BA, University of Virginia
MA, University of Virginia
PhD, Johns Hopkins University
1. Bediako, S. M., Lanzkron, S., Diener-West, M., Onojobi, G., Beach, M. C., & Haywood, C. (2014). The Measure of Sickle Cell Stigma: Initial findings from the Improving Patient Outcomes through Respect and Trust study. Journal of health psychology, 1359105314539530.
2. Haywood Jr, C., Bediako, S., Lanzkron, S., Diener-West, M., Strouse, J., Haythornthwaite, J., … & IMPORT Investigators. (2014). An unequal burden: Poor patient–provider communication and sickle cell disease. Patient education and counseling, 96(2), 159-164.
3. Haywood, C., Diener-West, M., Strouse, J., Carroll, C. P., Bediako, S., Lanzkron, S., … & IMPORT Investigators. (2014). Perceived discrimination in health care is associated with a greater burden of pain in sickle cell disease. Journal of pain and symptom management, 48(5), 934-943.
4. Haywood, C., Lanzkron, S., Diener-West, M., Haythornthwaite, J., Strouse, J. J., Bediako, S., … & Beach, M. C. (2014). Attitudes toward clinical trials among patients with sickle cell disease. Clinical Trials, 11(3), 275-283.
5. Elander, J., Beach, M. C., & Haywood Jr, C. (2011). Respect, trust, and the management of sickle cell disease pain in hospital: comparative analysis of concern-raising behaviors, preliminary model, and agenda for international collaborative research to inform practice. Ethnicity & health, 16(4-5), 405-421.

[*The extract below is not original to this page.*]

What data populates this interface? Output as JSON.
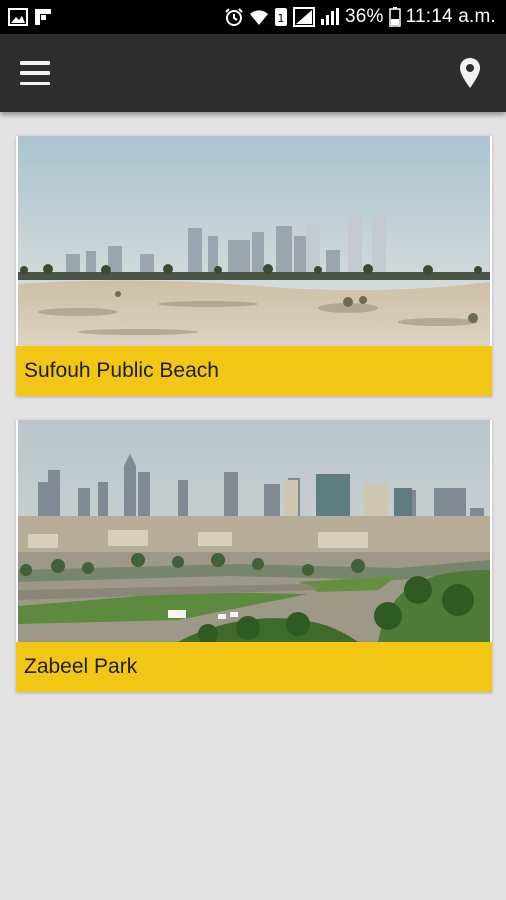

6. Dampier, C., Haywood, C., & Lantos, J. (2011). A “Narcotics Contract” for a Patient With Sickle Cell Disease and Chronic Pain. Pediatrics, 128(1), 127-131.
7. Carroll, C. P., Haywood, C., & Lanzkron, S. (2011). Prediction of onset and course of high hospital utilization in sickle cell disease. Journal of Hospital Medicine, 6(5), 248-255.
8. Butrick, M., Roter, D., Kaphingst, K., Erby, L. H., Haywood, C., Beach, M. C., & Levy, H. P. (2011). Patient reactions to personalized medicine vignettes: An experimental design. Genetics in Medicine, 13(5), 421-428.
9. Haywood Jr, C., Lanzkron, S., Hughes, M. T., Brown, R., Massa, M., Ratanawongsa, N., & Beach, M. C. (2011). A video-intervention to improve clinician attitudes toward patients with sickle cell disease: the results of a randomized experiment. Journal of general internal medicine, 26(5), 518-523.
10. Haywood, C., Beach, M. C., Bediako, S., Carroll, C. P., Lattimer, L., Jarrett, D., & Lanzkron, S. (2011). Examining the characteristics and beliefs of hydroxyurea users and nonusers among adults with sickle cell disease. American journal of hematology, 86(1), 85-87.